Future of upland farming: For years we have supported upland farming through various government schemes.  Increasingly we have asked the recipients of this largesse to provide us with a widening range of benefits: environmental management, landscape, leisure opportunities and so on.  But the outlook for such support is doubtful.  Most are agreed that it is important to keep farmers in the uplands because they provide a cost-effective way to manage extensive tracts of land.  We value its appearance and environmental value as a farmed landscape.  Food security has now re-emerged as a key issue, and the upland areas can make significant contributions here too.  However, much of the national infrastructure that supported technical development in hill and upland farming has quietly withered away over the last 20 or more years: specialist research stations, experimental husbandry farms, and a consequent dispersal of specialist hill farming expertise from the northern colleges.  At its simplest the outlook for public support is this: less if any at all; certainly not more.

Putting these two streams together we must face up to this question: if young men and women from the hills will no longer afford to go away to university, if other support for farming in the hill and upland areas is going to reduce, what can be done?  Are we willing to see abandonment of upland holdings?  Does this mean there will be economic opportunities, or will holdings be abandoned for good reason? Those who remain committed to, and passionate about, the future of upland farming will have to look to their own resources.  It is also clear that hard evidence will be needed to justify continued public investment.  The abolition of the Commission for Rural Communities also sees the loss of an independent rural voice to government.  So how can the people in the hills help themselves?

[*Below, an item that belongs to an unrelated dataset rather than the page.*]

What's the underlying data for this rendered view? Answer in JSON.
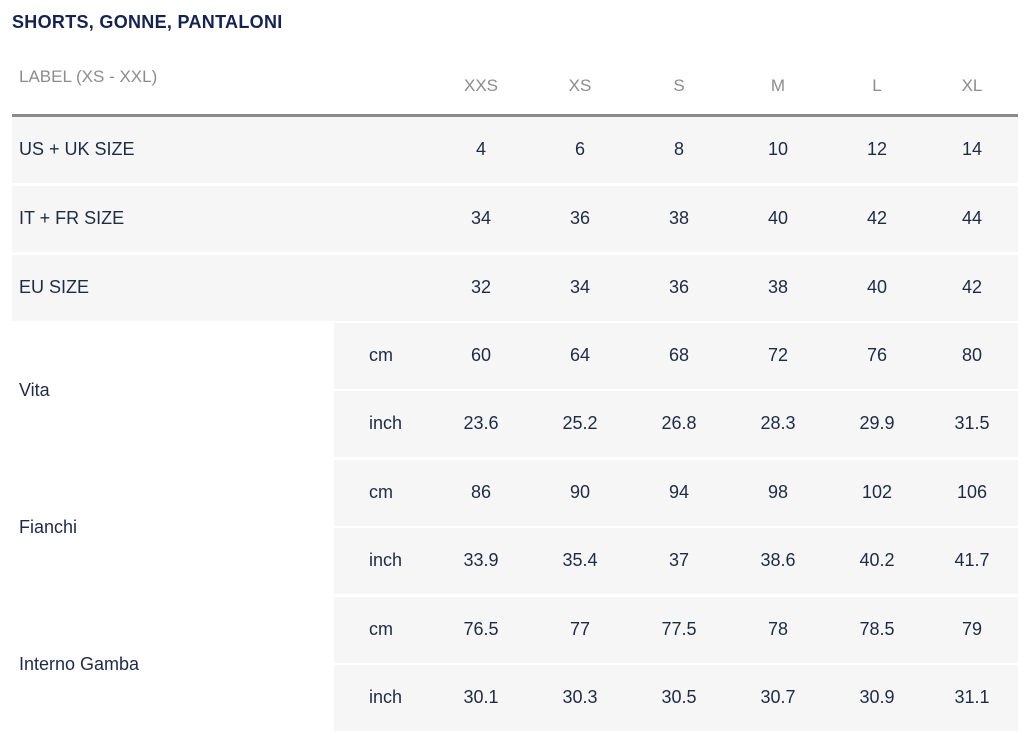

One idea we have been working on is the idea of locally-based self-help groups.  Without taking up too much space here with the evolution of this idea, our current thinking is to establish learning groups of leading farmers and others whose work brings them close to farmers.  It’s hard to avoid educational jargon at this point, but the general idea would be for the group to work together to:

  • Identify the technical challenges – coupled with the opportunities (for example the potential role for upland peat areas in carbon management)
  • To prepare together a development plan under which each member of the group will take the lead in exploring and sharing the latest information and data.  The group will sort out the formats for this guidance, and individual members will then draft it.  The group will then moderate the draft material.  This could be conventional technical notes or papers, but it could also be short videos or other useful presentation material.
  • Along the way, members of the group will learn about the importance of ‘advocacy’ and how to function effectively as rural advocates.
  • A group like this could also act as its own research unit, building up the evidence base needed to underpin its advocacy role.

The challenge now is to test this idea in the real world, and if it stands up to that to turn it into an educational reality.  Graduate Certificate in Upland Farming Development anybody?